CVSNT features are geared towards fulfilling the technical requirements
of commercial developers - merge tracking, failsafe audit, support for
reserver/unreserved etc are not so relavent for a handful of open source
programmers - but are very relavent for corporate governance.

However that said, it is configuration management (the processes) and
not tools that provide the greatest benefits and switching tools can
have a significant cost.

It is not unusual for people to not account for the cost of their
software systems and the impact on their business systems.  There was a
great article on the valuation of IT assets published in The Financial
Times UK Edition 36,501 on Monday October 1 2007, and I believe the
author will be releasing the complete whitepaper soon. Basically it
talks about the lack of business cases for the benefit of software and
also the business case for maintaining legacy assets.

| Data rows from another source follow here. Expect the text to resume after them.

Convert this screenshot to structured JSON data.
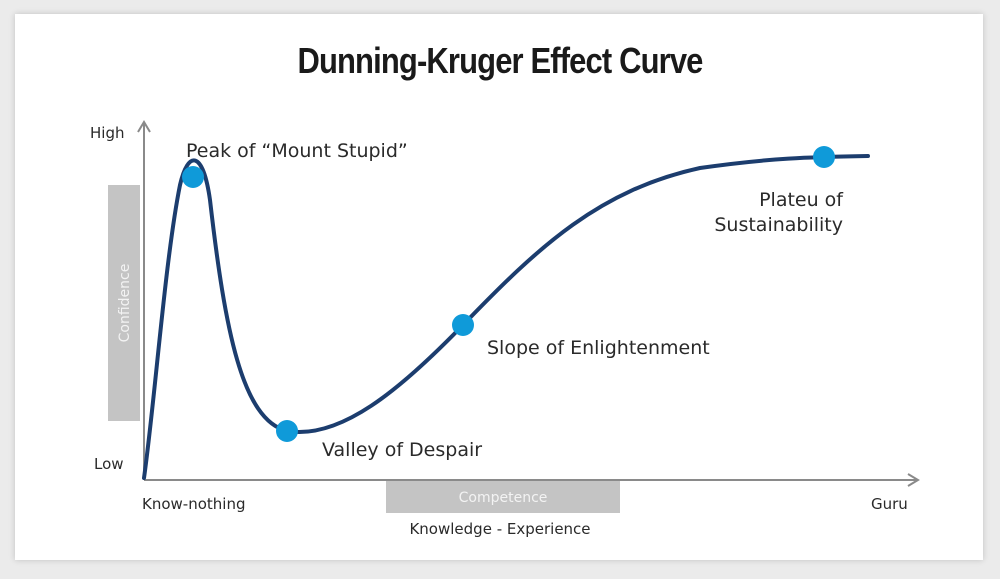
{
  "title": "Dunning-Kruger Effect Curve",
  "axes": {
    "y_high": "High",
    "y_low": "Low",
    "y_band": "Confidence",
    "x_start": "Know-nothing",
    "x_end": "Guru",
    "x_band": "Competence",
    "x_caption": "Knowledge - Experience"
  },
  "stages": {
    "peak": "Peak of “Mount Stupid”",
    "valley": "Valley of Despair",
    "slope": "Slope of Enlightenment",
    "plateau_line1": "Plateu of",
    "plateau_line2": "Sustainability"
  },
  "colors": {
    "curve": "#1c3d6e",
    "point": "#0f9ad9",
    "band": "#c4c4c4",
    "axis": "#8a8a8a"
  }
}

So if I was in your position I'd look for tangible business cases that
are poorly handled by your current SCM processes and draw up a list of
what the 'new' requirements are.  Don't start out trying to prove CVSNT
is the better tool - prove instead that your SCM system is not
supporting the business and leave it to us to be developing CVSNT in
directions that support the widest possible range of business processes.

Eg: Research by the Configuration Management Institute has found that
for CM to be effective it must make managing change easier and make the
interrelationships between changes clear.  Firstly you need to have
metrics that show whether your SCM system is 'effective' - does it
fulfill the management objectives - eg: a company approached as a while
ago wanting to change their SCM because their customers were defecting
to a competitor because the competitor could deliver patches to the
application for each separate bug, wheras the tools the company that
approached us were using did not allow them to 'manage change' (manage
change sets).  This may seem an odd thing for a company to begin losing
customers over - but the alternative is that customers get patches they
don't need in order to get the patches they do need, and every fix needs
testing/qualifying for each customer in each location - this added up to
a huge effort for their customers who felt they could get better (more
cost effective) service elsewhere.

So once you have a metric of how effective your SCM system is it may
point you towards some ways where it is not supporting your business.
You then draw up a list of tools that would support this new SCM process
(CVSNT has user defined change sets that can be merged as a 'set', as
does ClearCase, Dimensions, CM Synergy and others).

You then can present the cost benefit clearly to management.

> They tell me that if I can migrate all their SVN data into 
> CVS then they will make the move. So, its basically all or 
> nothing. How can I convince them and is their a documented 
> procedure to move these files from one system to another?

I do not know of such a tools - however we do intend having a tool to
migrate SVN repositories to EVSCM (CVSNT 3.x).

There is some danger in trying to convince 'developers' since the
business may see enormous benefit in using a tool that is less than the
'ideal' developer tool.  This is a difficult balance to strike.  Whilst
it's my goal to have features in CVSNT that support the widest range of
possible SCM processes, we also aim to make them 'developer friendly'.
Supporting a 'wide range' of processes is in itself 'developer friendly'
because the alternative is that some manager decides one project needs
'strict' controls - they buy clearcase and insist the entire org uses it
for every project in 'strict' mode.  It is not unisual for a single
company using CVSNT to have some projects using strict controls and some
using looser controls.

Finally: once you have some clear metrics on the cost to your
organisation of sticking with the current tools then you also have an
idea of how much it is worth to move to something else.  It may then be
possible to get professional support to assist with the migration.